Gerade hielt Franz Müntefering eine Wahlkampfrede in Recklinghausen. Zugehört haben nur ein paar hundert Menschen.
Irgendwann einmal, so vor zwölf Jahren, besuchte der damalige SPD-Vorsitzende Rudolf Scharping im Winter Recklinghausen. Der wohl letzte Bergarbeiterstreik in der Geschichte der Republik war gerade zu Ende gegangen, aber über 10.000 Menschen wollten Scharping hören. Scharping. In der Kälte. Man kann es sich kaum vorstellen.
Heute, an einem warme Spätsommernachmittag hielt Franz Müntefering eine Wahlkampfrede in Recklinghausen. Es war eine gute Rede. Müntefering warnte vor dem erneuten Aufkommen der Nazis, beschwor die Solidarität der Menschen und beschwor weiter eindringlich: "Jeder Mensch ist ein Individuum, aber keine ist mehr Wert als der andere." Keine Drei-Wort-Sätze, wenig Polemik. Sehr ernst. Aber kaum 500-600 Menschen hörten ihm zu.
Interessiert sich niemand für diesen Wahlkampf?
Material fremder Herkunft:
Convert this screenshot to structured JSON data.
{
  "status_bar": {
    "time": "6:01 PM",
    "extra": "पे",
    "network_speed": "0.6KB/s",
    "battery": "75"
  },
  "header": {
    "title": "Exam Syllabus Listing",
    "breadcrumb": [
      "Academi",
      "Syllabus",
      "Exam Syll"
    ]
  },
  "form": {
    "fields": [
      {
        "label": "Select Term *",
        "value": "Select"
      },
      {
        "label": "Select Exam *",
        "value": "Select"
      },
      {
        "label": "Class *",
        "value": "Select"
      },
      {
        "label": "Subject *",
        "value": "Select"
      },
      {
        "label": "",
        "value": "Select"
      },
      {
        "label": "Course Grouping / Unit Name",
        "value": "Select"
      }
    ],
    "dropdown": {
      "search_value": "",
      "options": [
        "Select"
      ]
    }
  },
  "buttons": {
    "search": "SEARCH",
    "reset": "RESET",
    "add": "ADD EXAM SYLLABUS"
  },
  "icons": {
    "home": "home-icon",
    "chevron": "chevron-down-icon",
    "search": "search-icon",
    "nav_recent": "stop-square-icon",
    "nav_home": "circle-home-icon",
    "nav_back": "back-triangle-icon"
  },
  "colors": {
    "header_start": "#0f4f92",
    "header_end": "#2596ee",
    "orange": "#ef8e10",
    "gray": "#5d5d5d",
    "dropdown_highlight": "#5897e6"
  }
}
Interessiert sich niemand für das, was die Politiker sagen?
Man bekam in Recklinghausen ein Gespür für das, was Müntefering und die SPD will und das müsste doch eigentlich für jeden interessant sein, der sich auch nur ein klein wenig für Politik interessiert – egal ob er SPD-Anhänger ist oder nicht, egal ob er Müntefering mag oder nicht.
Der Mann ist immerhin noch der Chef der SPD und sein Wort hat Gewicht.
Lafontaine habe ich in Bochum vor gut 200 Leuten gehört. Bei Trittin und Gysi soll auch nicht viel mehr losgewesen sein. Koch-Mehrin habe ich verpasst, bei Kauder kamen in Bochum kaum 100 zusammen. Schade.